Seismic behavior of steel-plate encased concrete shear wall with paralleled circular CFST columns: Laboratory test and numerical simulation

Abstract

Aiming to improve the structural behavior of high-rise buildings, a steel-plate encased concrete shear wall with parallel circular concrete-filled steel tube columns (P-CFST-SCSW) is proposed and investigated by experiments and numerical studies in this study. All seven specimens were conducted and tested under reversed cyclic force to explore the influences of different design parameters, including axial compression ratios, steel tube thicknesses, spacing-thickness ratios, and shear span ratios. The failure modes, hysteresis behavior, strength and stiffness degradation, energy dissipation were thoroughly recorded and compared in detail. Results indicated that all specimens have experienced the failure process of boundary steel tubes buckling, steel plates buckling and concrete crushing. Results also showed that the bearing capacity and deformation capacity of proposed composite walls was excellent.
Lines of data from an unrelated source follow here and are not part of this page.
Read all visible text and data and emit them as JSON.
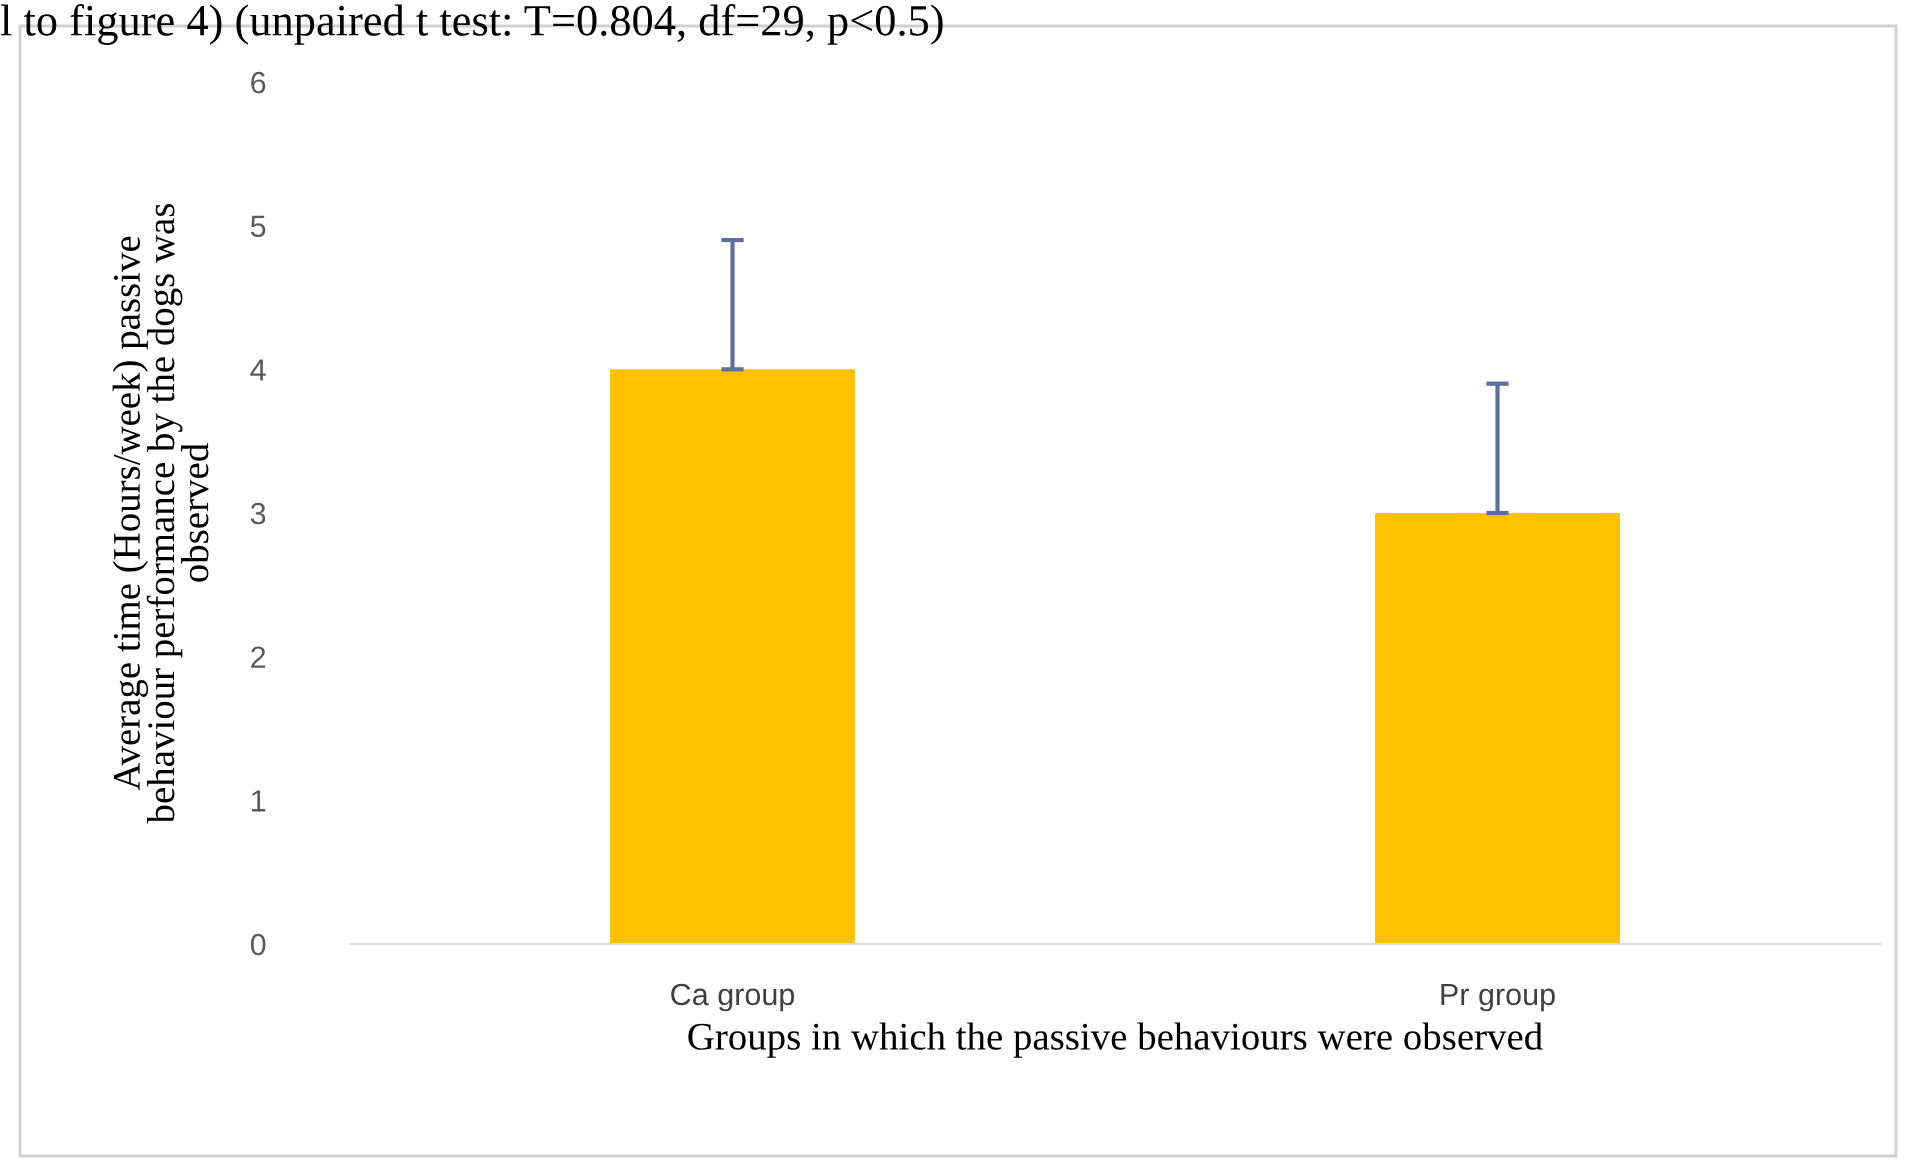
{
  "chart_data": {
    "type": "bar",
    "categories": [
      "Ca group",
      "Pr group"
    ],
    "values": [
      4,
      3
    ],
    "errors": [
      [
        4,
        4.9
      ],
      [
        3,
        3.9
      ]
    ],
    "color": "#ffc000",
    "ylim": [
      0,
      6
    ],
    "yticks": [
      0,
      1,
      2,
      3,
      4,
      5,
      6
    ],
    "xlabel": "Groups in which the passive behaviours were observed",
    "ylabel": "Average time (Hours/week) passive\nbehaviour performance by the dogs was\nobserved",
    "annotations": [
      "l to figure 4) (unpaired t test: T=0.804, df=29, p<0.5)"
    ],
    "grid": false
  }
}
The peak force and initial stiffness of P-CFST-SCSWs were improved by reducing the shear span ratio and increasing the axial compression ratio, while the stiffness degradation and ductility quickly deteriorated. The increased thickness of circular steel tubes considerably improves the seismic behavior of P-CFST-SCSWs. Finally, the numerical model was established to further investigate the effect of the concrete strength, steel yielding strength, and circular CFST columns number on lateral behavior of P-CFST-SCSWs.